Panis trabalha para tentar reduzir os danos. “Essas mulheres não vão deixar de manipular agrotóxicos. O que podemos fazer é educar”, avalia. “Não adianta eu fazer uma palestra no Outubro Rosa e mandá-las para casa. É preciso haver um trabalho permanente de conscientização no campo.” Com o estudo em mãos, ela também bateu na porta de empresas que distribuem ou revendem pesticidas na região, pedindo para que elas passem a informar seus consumidores sobre os riscos dos produtos vendidos e como eles devem se proteger. “Consegui uma parceria com a iniciativa privada, vamos começar a fazer um treinamento constante e, ao final de cada curso, distribuir um kit completo de equipamento de proteção. Tudo gratuito.”
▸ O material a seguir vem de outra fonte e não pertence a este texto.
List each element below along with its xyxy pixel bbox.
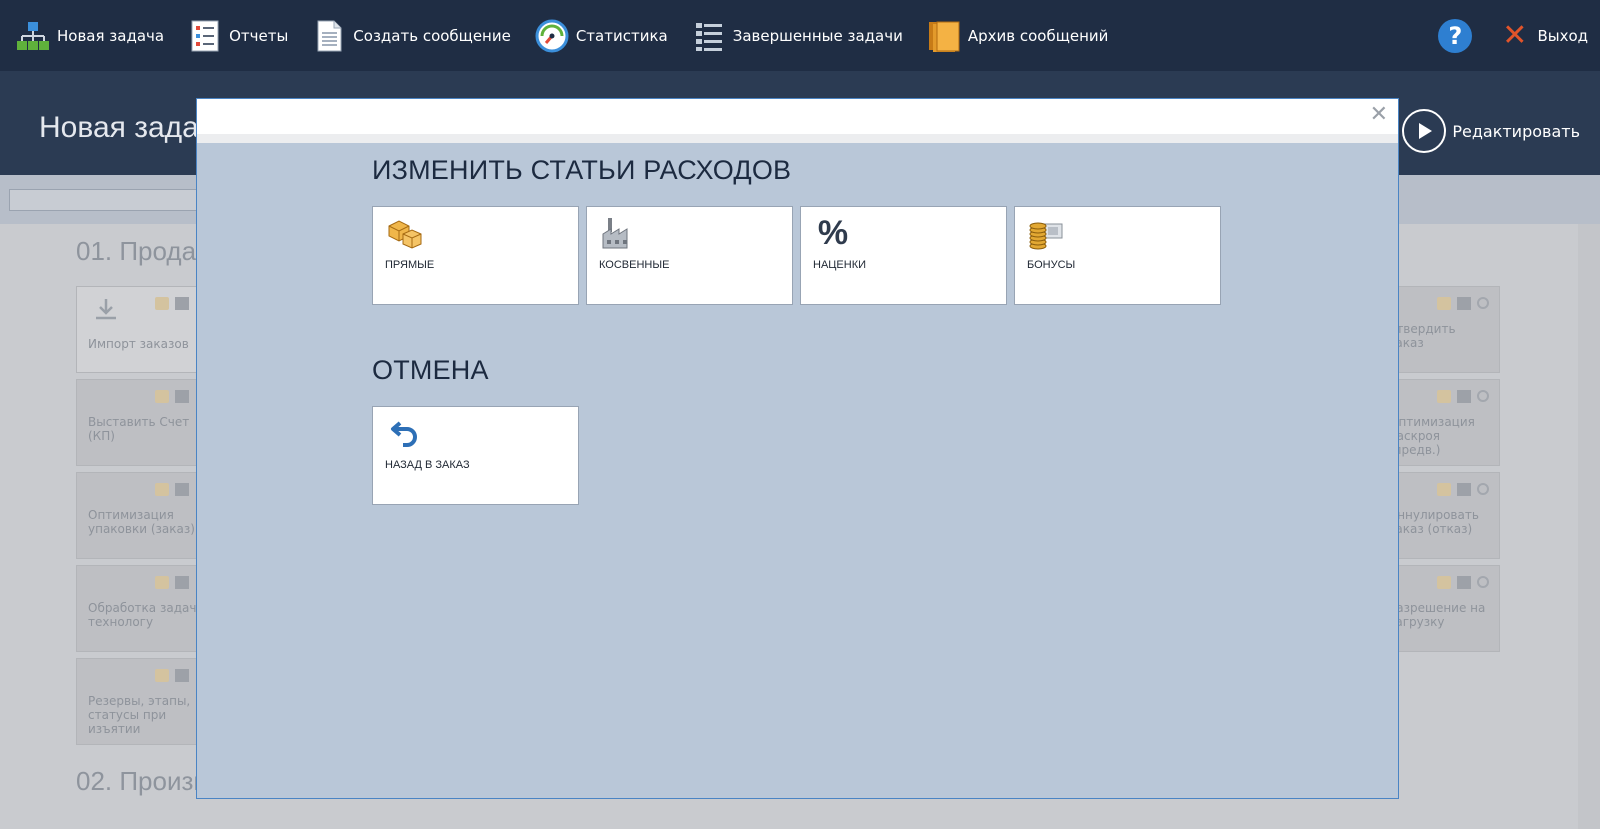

O projeto tem como foco prioritário as agricultoras mais pobres, sensíveis ao preço dos EPIs. Panis lamenta que, mesmo com a chegada de Lula, os agrotóxicos continuam sendo liberados sem muito critério no Brasil. Só neste ano já foram inseridas mais de 50 novas substâncias no mercado, entre elas o glifosato, utilizado em 70% das lavouras brasileiras e banido na maioria dos países europeus.

O médico Wanderlei Pignati, doutor em Saúde Pública pela Fiocruz e professor da Universidade Federal de Mato Grosso, faz uma pesquisa semelhante à de Panis, mas correlacionando o uso de agrotóxicos ao câncer infantojuvenil. Ele lamenta que os defensores de pesticidas tenham tanta força política. “Não são apenas os parlamentares da Bancada Ruralista. No interior, prefeitos e vereadores são diretamente ligados ao agronegócio.”

Após tomar conhecimento do estudo de Panis, a deputada estadual Luciana Rafagnin, do PT, tem proposto projetos para estimular a adoção do modelo agroecológico nas lavouras, sem uso de agrotóxicos. “Criei a lei da merenda 100% orgânica, instaurada por decreto do governador em 2020, mas houve poucos avanços desde então.” Além de oferecer alimentação saudável aos estudantes, o objetivo é fomentar a produção orgânica no estado. “É uma forma de incentivar a produção agrícola sem veneno.” •

Publicado na edição n° 1275 de CartaCapital, em 06 de setembro de 2023.